The products end up on the shelves of nearly every supermarket in America, including Kroger, Target, Costco, Aldi, and Whole Foods, the AP explained.


Despite using prison labor being a violation of many companies’ policies and deeply unpopular, it is a legal practice dating back to the reconstruction era following the Civil War.


As stated in the U.S. Constitution’s Thirteenth Amendment, “Neither slavery nor involuntary servitude, except as a punishment for crime whereof the party shall have been duly convicted, shall exist within the United States, or any place subject to their jurisdiction.”


Essentially, slavery is illegal, except when a person is convicted of a crime.
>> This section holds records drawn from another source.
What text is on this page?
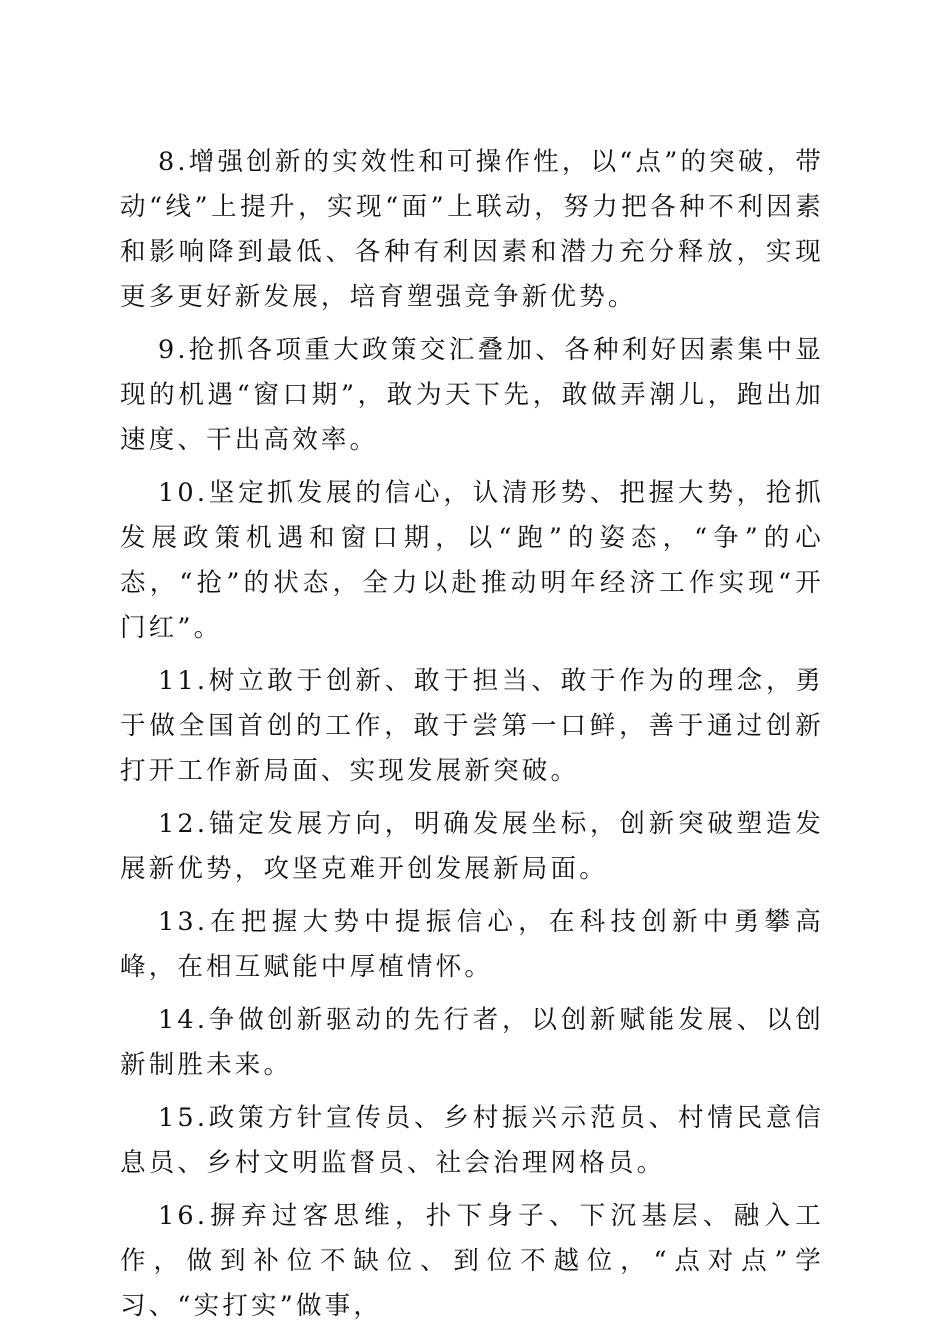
8.增强创新的实效性和可操作性，以“点”的突破，带动“线”上提升，实现“面”上联动，努力把各种不利因素和影响降到最低、各种有利因素和潜力充分释放，实现更多更好新发展，培育塑强竞争新优势。

9.抢抓各项重大政策交汇叠加、各种利好因素集中显现的机遇“窗口期”，敢为天下先，敢做弄潮儿，跑出加速度、干出高效率。

10.坚定抓发展的信心，认清形势、把握大势，抢抓发展政策机遇和窗口期，以“跑”的姿态，“争”的心态，“抢”的状态，全力以赴推动明年经济工作实现“开门红”。

11.树立敢于创新、敢于担当、敢于作为的理念，勇于做全国首创的工作，敢于尝第一口鲜，善于通过创新打开工作新局面、实现发展新突破。

12.锚定发展方向，明确发展坐标，创新突破塑造发展新优势，攻坚克难开创发展新局面。

13.在把握大势中提振信心，在科技创新中勇攀高峰，在相互赋能中厚植情怀。

14.争做创新驱动的先行者，以创新赋能发展、以创新制胜未来。

15.政策方针宣传员、乡村振兴示范员、村情民意信息员、乡村文明监督员、社会治理网格员。

16.摒弃过客思维，扑下身子、下沉基层、融入工作，做到补位不缺位、到位不越位，“点对点”学习、“实打实”做事，
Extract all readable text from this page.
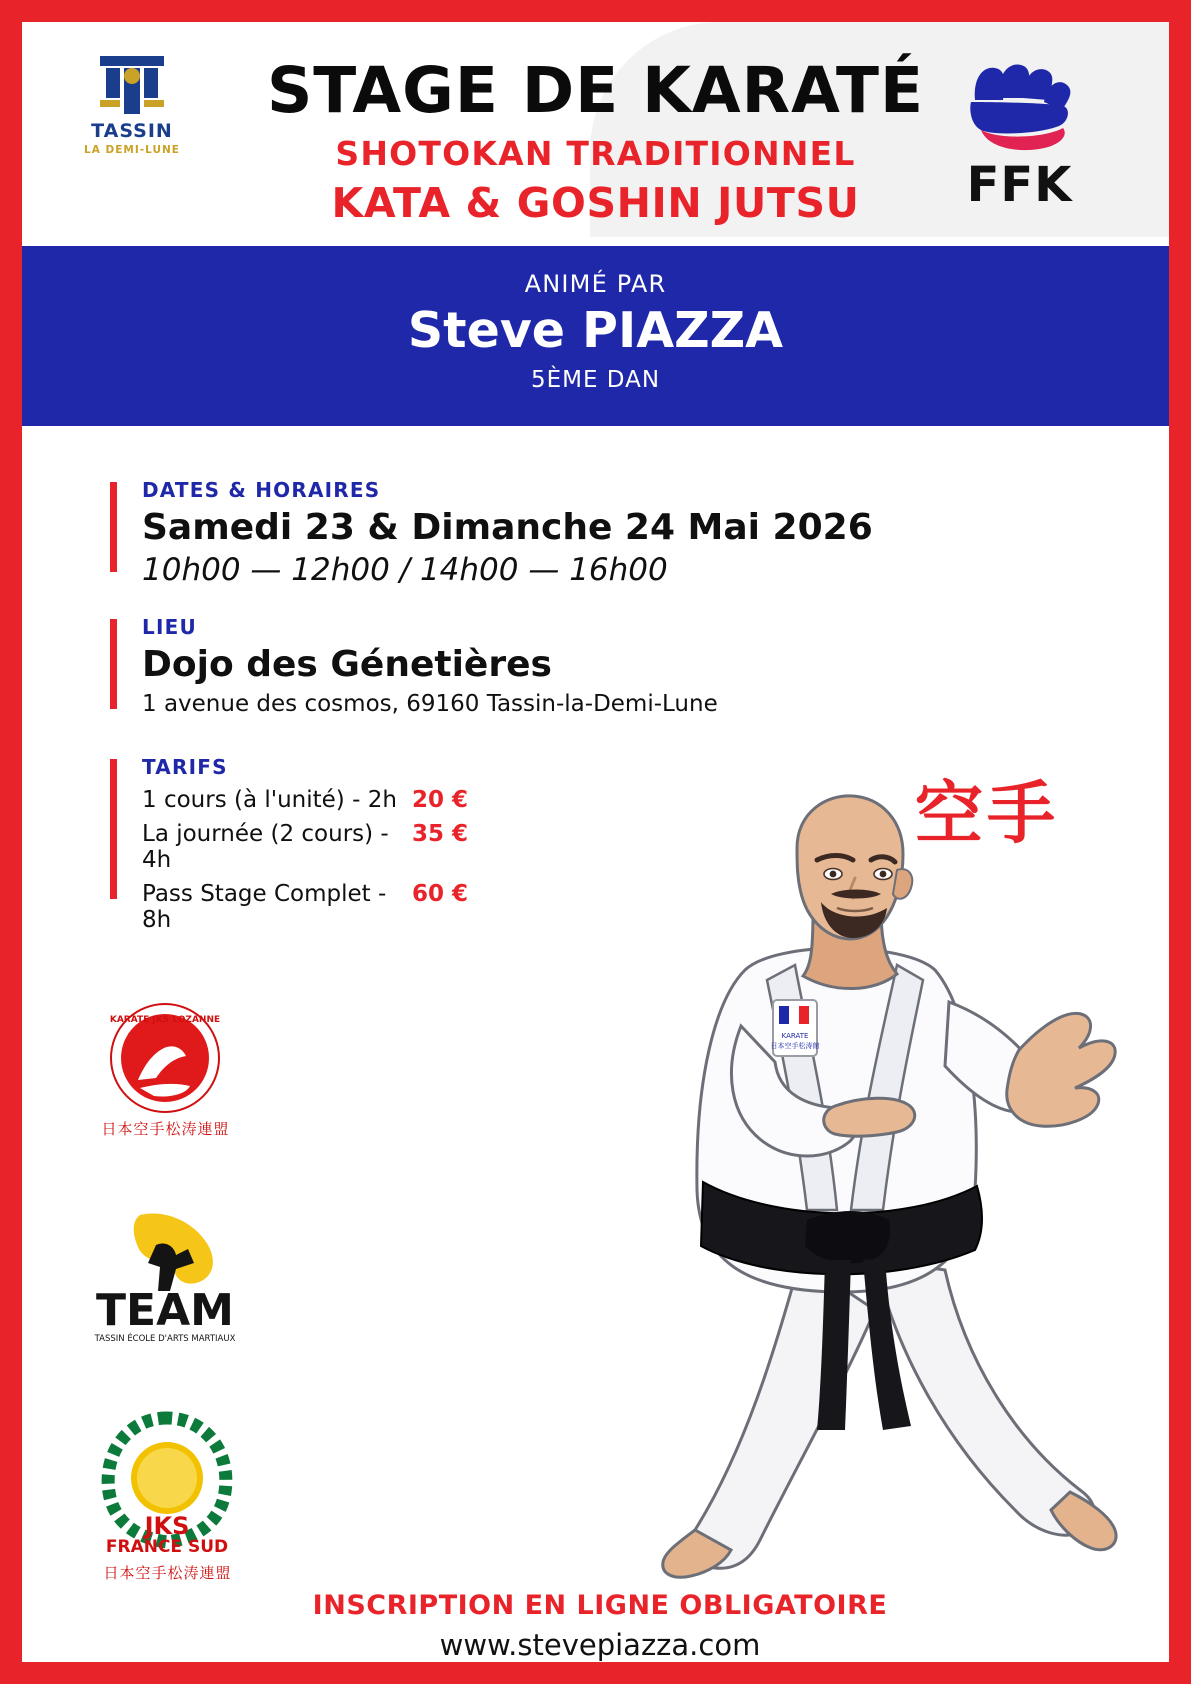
TASSIN
LA DEMI-LUNE
STAGE DE KARATÉ
SHOTOKAN TRADITIONNEL
KATA & GOSHIN JUTSU	FFK
ANIMÉ PAR
Steve PIAZZA
5ÈME DAN
DATES & HORAIRES
Samedi 23 & Dimanche 24 Mai 2026
10h00 — 12h00 / 14h00 — 16h00
LIEU
Dojo des Génetières
1 avenue des cosmos, 69160 Tassin-la-Demi-Lune
TARIFS
1 cours (à l'unité) - 2h 20 €
La journée (2 cours) - 4h
35 €
Pass Stage Complet - 8h
60 €
空手
KARATE
日本空手松涛館
KARATE JKS LOZANNE
日本空手松涛連盟
TEAM
TASSIN ÉCOLE D'ARTS MARTIAUX
JKS
FRANCE SUD
日本空手松涛連盟
INSCRIPTION EN LIGNE OBLIGATOIRE
www.stevepiazza.com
That loophole has been used ever since to extract cheap labor from millions of prisoners.


The AP investigation found that correctional facilities nationwide contributed “nearly $200 million worth of sales of farmed goods and livestock to businesses over the past six years — a conservative figure that does not include tens of millions more in sales to state and government entities.”


The report added, “Much of the data provided was incomplete, though it was clear that the biggest revenues came from sprawling operations in the South and leasing out prisoners to companies.”


Proponents argue that not all work is forced, prison jobs save taxpayers money, and workers are learning skills they can use when they’re released and given a sense of purpose.


“A lot of these guys come from homes where they’ve never understood work and they’ve never understood the feeling at the end of the day for a job well-done,” said David Farabough, who oversees Arkansas’ prison farms.


Critics, however, say that all work should be voluntary and that incarcerated people should be paid fairly.


“They are largely uncompensated, they are being forced to work, and it’s unsafe. They also aren’t learning skills that will help them when they are released,” law professor Andrea Armstrong, an expert on prison labor at Loyola University New Orleans, told the AP. “It raises the question of why we are still forcing people to work in the fields.”